The report recommends filling important positions with permanent staff instead of the consultants currently manning them, but what really stands out is when the GAO attempts to quantify the success of the program. The report states that, “isolating and estimating the effect of TARP programs remains a challenging endeavor… and that a number of anticipated effects of TARP have not materialized”. Billions of dollars of taxpayer money and not only can’t we estimate any effects, the GAO flat out says that the positive effects we expected.. never happened.
The report goes on to show that TARP is seemingly operating with little oversight, no transparency, and next-to-zero measurements of it’s success or failures. This sounds eerily like cash-for-clunkers where dealers were unable to get rebate money due to an understaffed and disorganized government program.
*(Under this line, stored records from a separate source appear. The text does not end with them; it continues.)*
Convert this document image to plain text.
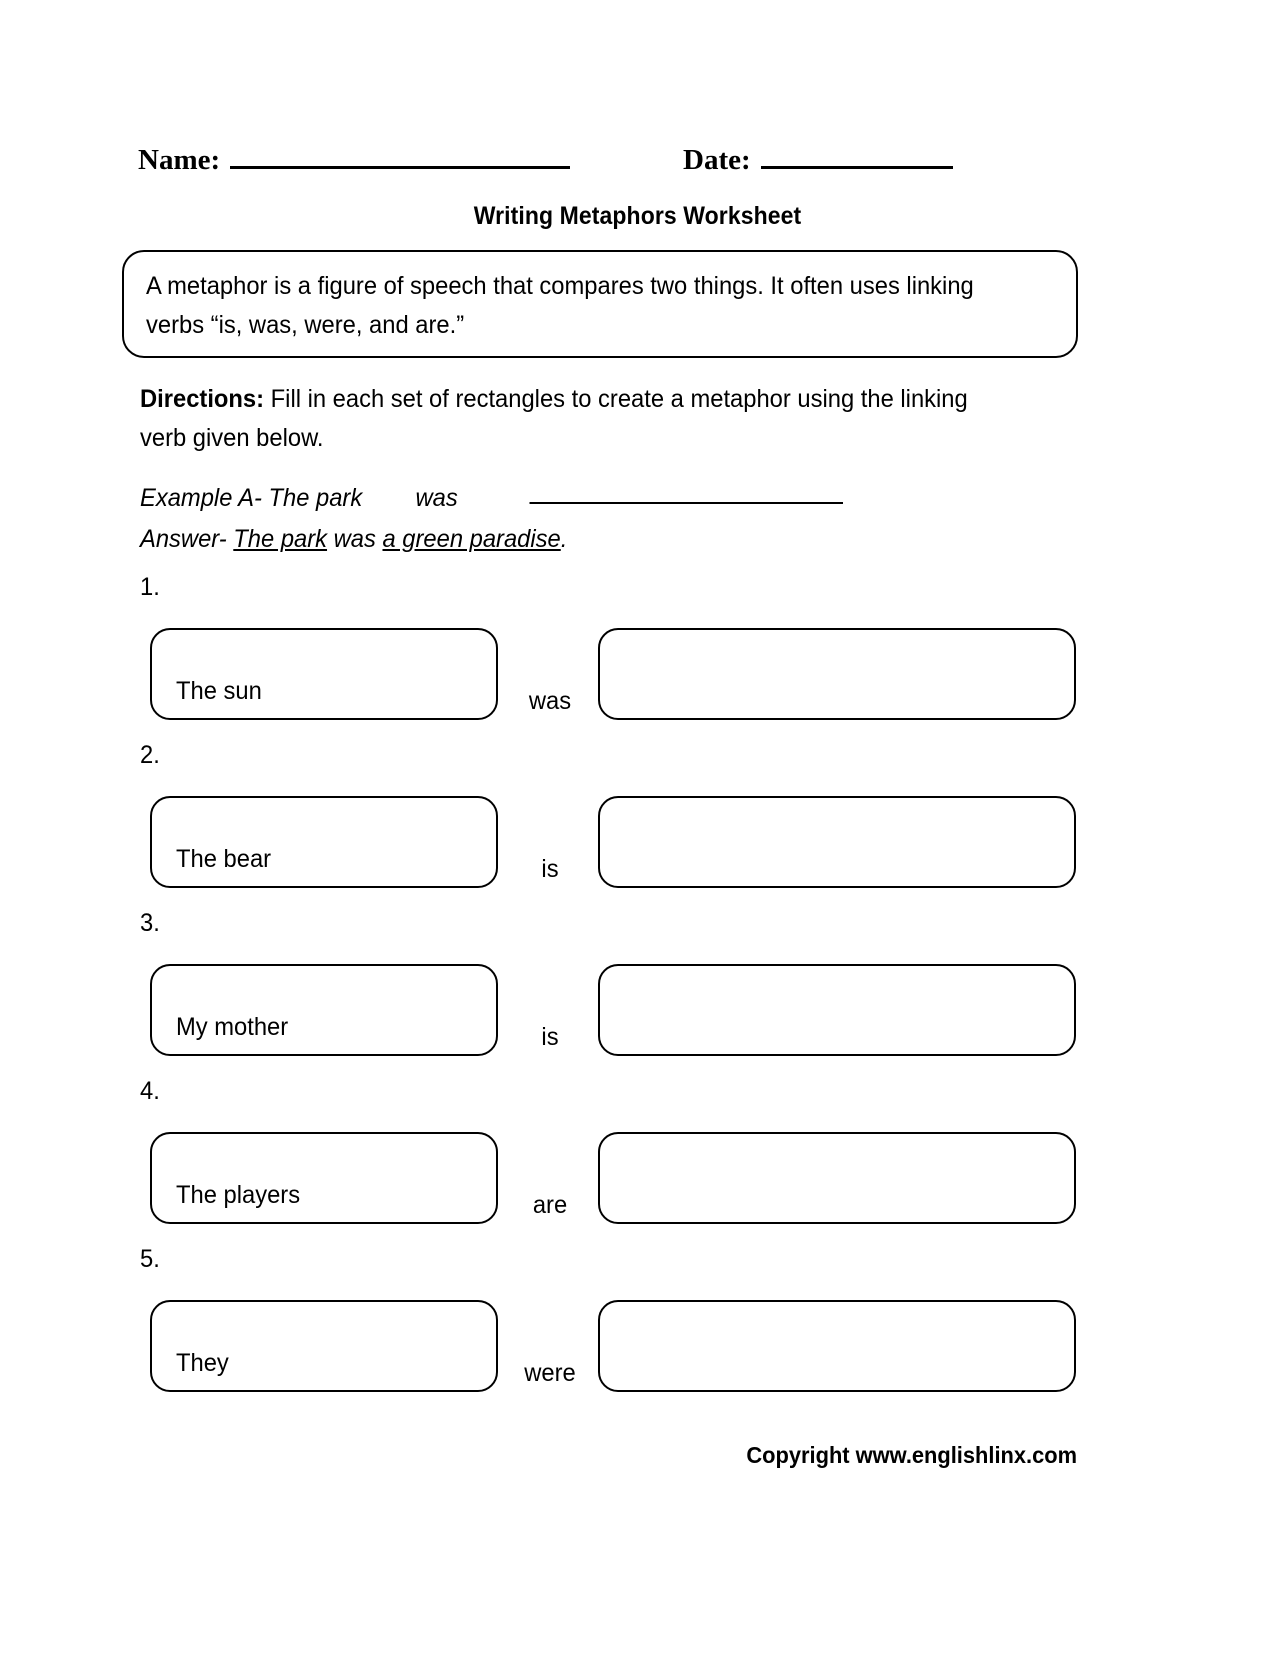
Name:	Date:
Writing Metaphors Worksheet
A metaphor is a figure of speech that compares two things. It often uses linking verbs “is, was, were, and are.”
Directions: Fill in each set of rectangles to create a metaphor using the linking verb given below.
Example A- The park was
Answer- The park was a green paradise.
1.
The sun	was
2.
The bear	is
3.
My mother	is
4.
The players	are
5.
They	were
Copyright www.englishlinx.com
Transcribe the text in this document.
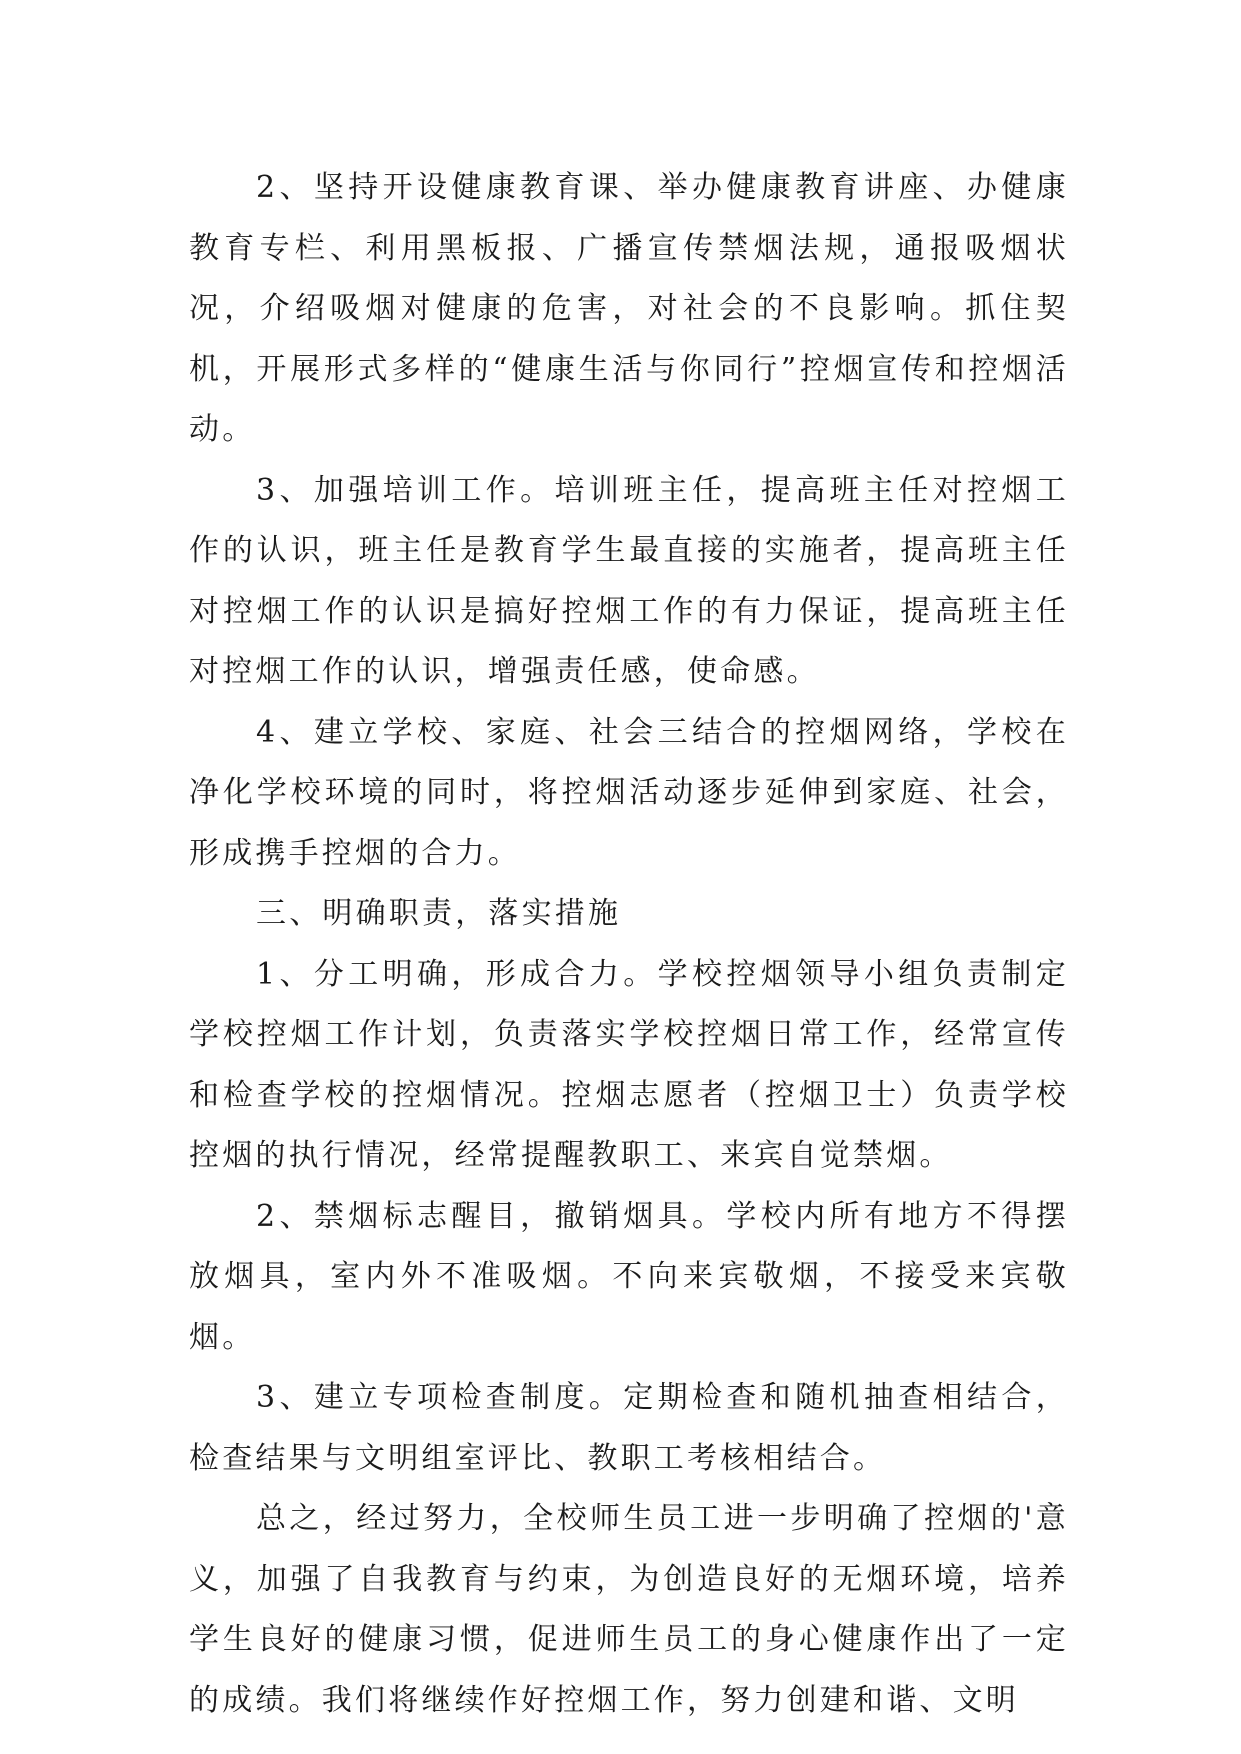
2、坚持开设健康教育课、举办健康教育讲座、办健康教育专栏、利用黑板报、广播宣传禁烟法规，通报吸烟状况，介绍吸烟对健康的危害，对社会的不良影响。抓住契机，开展形式多样的“健康生活与你同行”控烟宣传和控烟活动。

3、加强培训工作。培训班主任，提高班主任对控烟工作的认识，班主任是教育学生最直接的实施者，提高班主任对控烟工作的认识是搞好控烟工作的有力保证，提高班主任对控烟工作的认识，增强责任感，使命感。

4、建立学校、家庭、社会三结合的控烟网络，学校在净化学校环境的同时，将控烟活动逐步延伸到家庭、社会，形成携手控烟的合力。

三、明确职责，落实措施

1、分工明确，形成合力。学校控烟领导小组负责制定学校控烟工作计划，负责落实学校控烟日常工作，经常宣传和检查学校的控烟情况。控烟志愿者（控烟卫士）负责学校控烟的执行情况，经常提醒教职工、来宾自觉禁烟。

2、禁烟标志醒目，撤销烟具。学校内所有地方不得摆放烟具，室内外不准吸烟。不向来宾敬烟，不接受来宾敬烟。

3、建立专项检查制度。定期检查和随机抽查相结合，检查结果与文明组室评比、教职工考核相结合。

总之，经过努力，全校师生员工进一步明确了控烟的'意义，加强了自我教育与约束，为创造良好的无烟环境，培养学生良好的健康习惯，促进师生员工的身心健康作出了一定的成绩。我们将继续作好控烟工作，努力创建和谐、文明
Almost $364 Billion has been disbursed to financial agencies and those agencies aren’t using the money to make more loans, their shoring up their financials and buy their warrants back from the government. Surprise, I know. From that money, the government has receives a little over $9.2 Billion in dividend and other securities payments. Unfortunately, since the Treasury had to borrow the money (deficit spending) to give it to the financial institutions and that borrowed money is funded by Treasury instruments that the government pays interest on, no one can figure out if any of that $9 Billion was a profit, a loss or a wash.
Just wait until health care is funded, implemented and measured this way. We’ll hate it, not know how much it costs, and have no clue how to fix it.. just like TARP.